Friday, November 17, 2006

Friday again...


cant believe its friday already, not been a great week, for me, seemed to have gone through all my pain killers and not found a single one that wants to work for me!

tuesday it started bad, wednesday mate and i went to gibraltor, luckily i wasnt too bad, but then yesterday and now, back with avengence! feel like someone took off my head and then didnt put it back onto my neck quite right!

but then everything from my thumb to those little bones inside my ears are achy so i guess it must just be the change in the weather or whatever, we had rain yesterday again... so much for my forecasting efforts! and there is definately a chill coming up through these marble floors now, but its nice and warm in the sun...

my old childhood dream boy has been on telly today, david cassidy.... arh.... i was a member of his fan club, the partridge family, i still have the whole thing, from writing paper to photos and stickers etc, he looks older now forsure, just like me, but i can still see the boy he was there... apparently him and donny osmond are having a concert together next year at wembly arena, i would love to go to that! sad! what do you mean!!

had a good day in gib, weather was nice there, for a change, although i did take my brolly, and for lunch i had a wonderful morrocan meal i have had before lamb tajina i think its called, beautiful... comes to the table in a little brown dish with a tall funnel like lid with a little chimney on top!

we did a lot of walking too and rushing to get to the local supermarket but not miss the coach home!

tony is moving this weekend... feel so sad, i know i'm just being daft old me, when i last left his home i knew i wouldnt be visiting him there again and was sad, i told myself its not the place i am going to miss but him there of course, but i think too i have to be honest i think what it really is is that it will be strange not having that link with aylesbury anymore, we only lived there for four years, but i had worked there for 7 or so years, and so so many of my good friends, and of course tony was there, a place for me there... and now.... well i'll stay at tonys new place, about an hour away, and at moms, still over in the next county, and it just wont feel the same.

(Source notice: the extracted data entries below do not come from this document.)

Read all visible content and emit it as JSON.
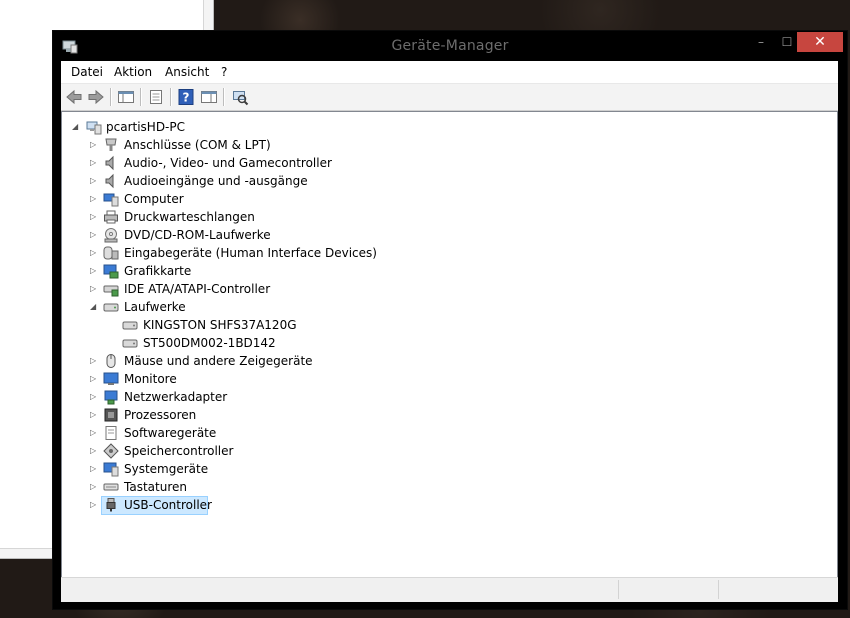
{
  "window": {
    "title": "Geräte-Manager",
    "controls": {
      "minimize": "–",
      "maximize": "☐",
      "close": "✕"
    }
  },
  "menu": [
    "Datei",
    "Aktion",
    "Ansicht",
    "?"
  ],
  "toolbar": [
    "back-arrow-icon",
    "forward-arrow-icon",
    "console-tree-icon",
    "properties-icon",
    "help-icon",
    "action-pane-icon",
    "scan-hardware-icon"
  ],
  "tree": {
    "root": "pcartisHD-PC",
    "items": [
      "Anschlüsse (COM & LPT)",
      "Audio-, Video- und Gamecontroller",
      "Audioeingänge und -ausgänge",
      "Computer",
      "Druckwarteschlangen",
      "DVD/CD-ROM-Laufwerke",
      "Eingabegeräte (Human Interface Devices)",
      "Grafikkarte",
      "IDE ATA/ATAPI-Controller",
      "Laufwerke",
      "KINGSTON SHFS37A120G",
      "ST500DM002-1BD142",
      "Mäuse und andere Zeigegeräte",
      "Monitore",
      "Netzwerkadapter",
      "Prozessoren",
      "Softwaregeräte",
      "Speichercontroller",
      "Systemgeräte",
      "Tastaturen",
      "USB-Controller"
    ]
  },
  "colors": {
    "titlebar": "#000000",
    "close_button": "#c7463f",
    "selection_fill": "#cce8ff",
    "selection_border": "#99d1ff"
  }
}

ok, enough of that melancholy...

Sometimes the warrior feels
as if he were living two lives at once,
'There is a bridge that links what I do with what I would like to do,'
he thinks.
Slowly, his dreams take over his everyday life,
and then he realised that he is
ready for the thing he always wanted.
Then all that is needed is a little daring,
and his two lives become one.

TTFN
Marian

2 comments:

myosotis said...

I loved David Cassidy too! He was so cute, and I haven't seen him since I was a teen. WOW, didn't even know he was still around.

Marian I love that picture you posted. Where was it taken?

Ultreya said...

FMN... i know just like us, he is still around eh! all my wall and ceiling space was taken with posters of him...!

the photo? i put in 'melancholy' and clicked on images and this came up, the moment i saw it i had to 'borrow' it, it really drew my attention, i dont know where it is though, seems familier but cant be, wish i did, i even printed it out!